Ich sprang vom Boden auf, packte das Bettuch, schleuderte es weg und verfluchte das Ding. »Hebe dich von mir, Teufel! Lab’ dich nicht länger an meiner Seele, Teufel! Meine Familie wird dich verstoßen, Teufel!« Und ich versuchte mit all meiner Macht, es zu sehen, den Geist, der es war – und es gelang mir, ich sah eine große, dunkle Macht, die sich im Raum sammelte.
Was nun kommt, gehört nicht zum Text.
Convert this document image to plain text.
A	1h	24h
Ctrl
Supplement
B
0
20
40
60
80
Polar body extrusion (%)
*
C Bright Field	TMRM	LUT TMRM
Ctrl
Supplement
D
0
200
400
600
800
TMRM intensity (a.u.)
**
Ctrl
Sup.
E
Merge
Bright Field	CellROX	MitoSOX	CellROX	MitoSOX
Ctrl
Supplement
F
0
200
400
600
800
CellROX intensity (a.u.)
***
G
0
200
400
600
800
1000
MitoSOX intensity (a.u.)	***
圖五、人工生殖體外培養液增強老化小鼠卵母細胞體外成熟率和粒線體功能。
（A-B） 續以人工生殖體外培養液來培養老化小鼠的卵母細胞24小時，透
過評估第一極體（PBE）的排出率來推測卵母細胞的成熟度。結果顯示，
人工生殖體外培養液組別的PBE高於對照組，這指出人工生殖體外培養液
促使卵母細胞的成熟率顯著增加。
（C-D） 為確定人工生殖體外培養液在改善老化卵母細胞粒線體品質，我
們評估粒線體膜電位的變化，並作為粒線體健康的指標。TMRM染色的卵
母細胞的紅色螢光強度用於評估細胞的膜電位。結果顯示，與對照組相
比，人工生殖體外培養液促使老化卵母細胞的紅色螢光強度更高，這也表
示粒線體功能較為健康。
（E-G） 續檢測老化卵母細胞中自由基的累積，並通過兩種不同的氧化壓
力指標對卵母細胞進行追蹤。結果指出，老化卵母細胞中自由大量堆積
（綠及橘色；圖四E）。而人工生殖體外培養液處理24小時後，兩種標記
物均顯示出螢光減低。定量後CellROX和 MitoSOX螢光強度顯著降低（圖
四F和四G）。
Und mit all meiner Willenskraft und lautem Gebrüll trieb ich es zum Fenster hinaus, hinaus über die Gasse und über die Dächer, wo es sich zu entfalten schien wie ein monströses, endloses Tuch.
Mary Beth stürzte herein. Und gleich kehrte es zum Fenster zurück. Wiederum schleuderte ich ihm meine hitzigsten, giftigsten Flüche entgegen.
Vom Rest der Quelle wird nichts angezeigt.